Unser Gesundheitssystem erfährt gerade eine generelle Umstrukturierung – es steht vor dem Kollaps, behaupten manche. Die Unterschiede in der Versorgung sind uns im Labor schon immer bewusst und sie werden noch deutlicher werden. Wissen ist heute überall verfügbar und diejenigen, die sich weiterbilden möchten, tun dies auch. Die Industrie ist ein fester Partner für die Ausbildung von Zahnärztinnen und Zahnärzten geworden. Es gibt Kurse, die von der Goldhämmerfüllung bis zum Lesen einer BWA reichen. Wie sehr man diese Möglichkeiten nutzt, ist jedem und jeder selbst überlassen. So klafft die Schere bei den Fähigkeiten weit auseinander. Für mich wäre es ausreichend, wenn prinzipielle Vorgehensweisen in der Zusammenarbeit mit der Patientin oder dem Patienten und dem Dentallabor in der Universität vermittelt werden könnten, damit eine positive Teamkultur gelebt wird.

Team, Trennung, Transparenz

Wer denkt, die handwerkliche Arbeit könnten ein PC und ein Drucker erledigen, liegt falsch. Das Zahntechnikhandwerk muss aus seinem Schattendasein heraustreten und der Welt zeigen, was es tatsächlich leistet. Es sind nun einmal 2 verschiedene Berufe, die als Team arbeiten müssen. Für manche Patientenfälle wäre sogar eine noch umfangreichere interdisziplinäre Zusammenarbeit indiziert.
Praktizierte Transparenz liefert Verständnis für die aufwendige Arbeit, auch für die Patientinnen und Patienten. Vielleicht könnte diese Ehrlichkeit sogar zu einer gerechteren Vergütung führen?

Wahrscheinlich weckte die bisher aufgezwungene zahntechnische Ausbildung bei vielen Akademikern und Akademikerinnen eine Abneigung gegen dieses Thema und war mit verantwortlich für eine weniger angenehme Zusammenarbeit der beiden Berufe.

Durch die konsequente Trennung der „Gewerke“ und deren Fachgebiete kann es möglich sein, zueinanderzufinden. So war das in den 1950ern wohl auch gedacht: Es sollte eine Anhebung der Qualität durch eine Spezialisierung erfolgen.

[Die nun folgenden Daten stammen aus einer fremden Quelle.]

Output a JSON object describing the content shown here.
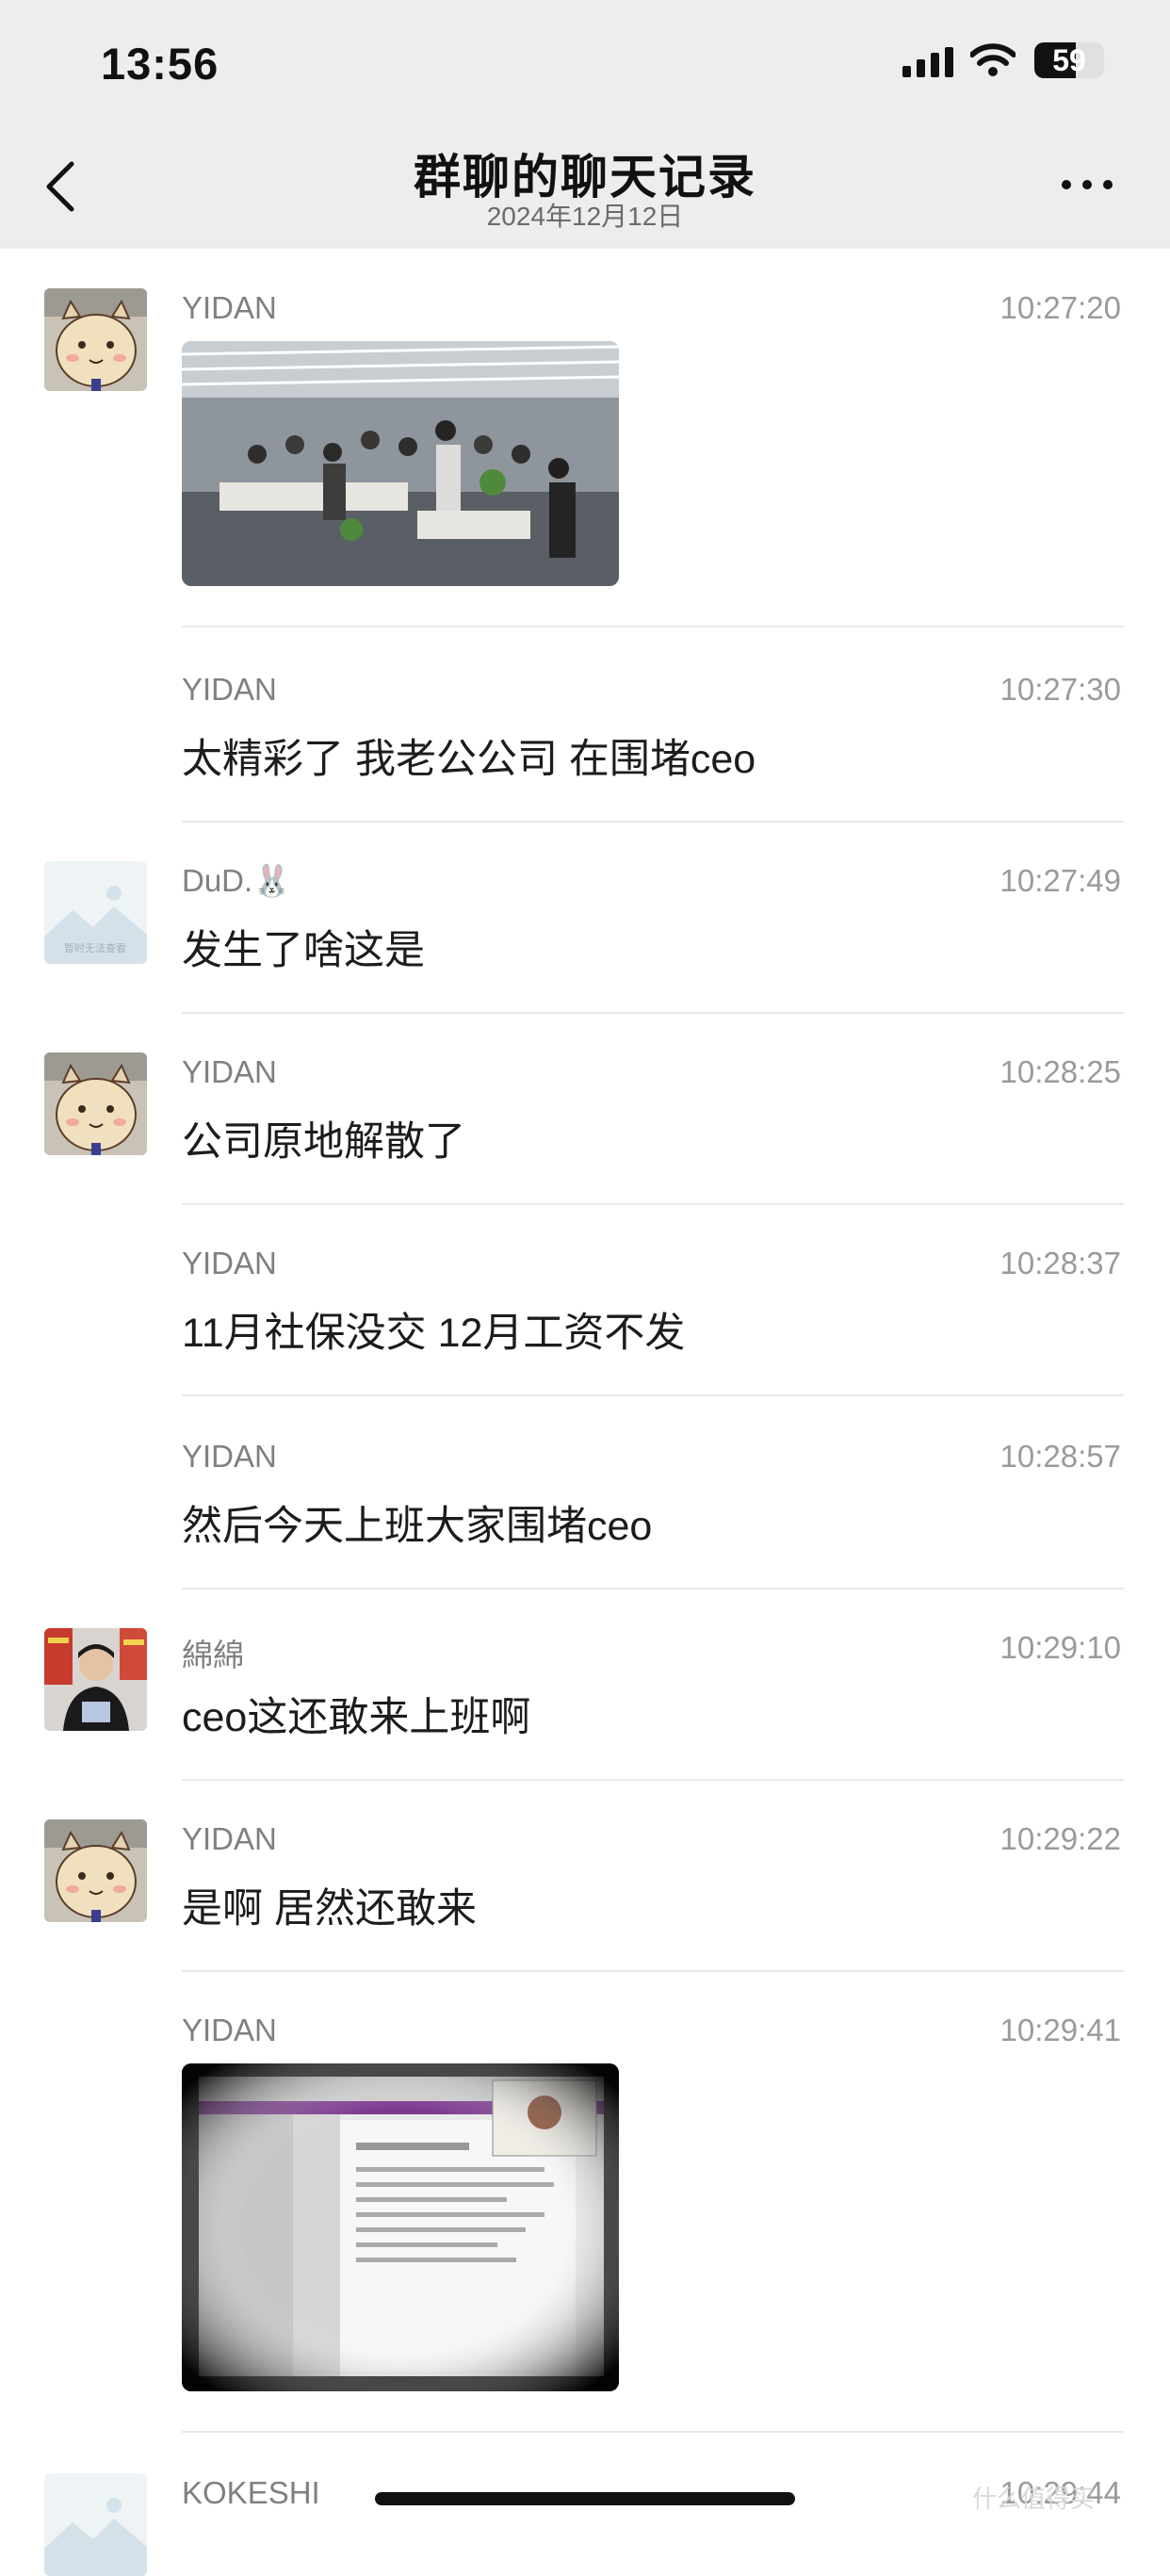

Einer der es verstanden hat, Ausblicke in die Zukunft auch zu realisieren, war Steve Jobs. Wenn ein Angestellter ihm einen Verbesserungsvorschlag unterbreitete, fühlte er sich nicht in seiner Autorität angegriffen, sondern erkannte das Wachstumspotenzial für seine Firma. So soll es sein und ich spüre den Wind der Erneuerung in unseren Universitäten.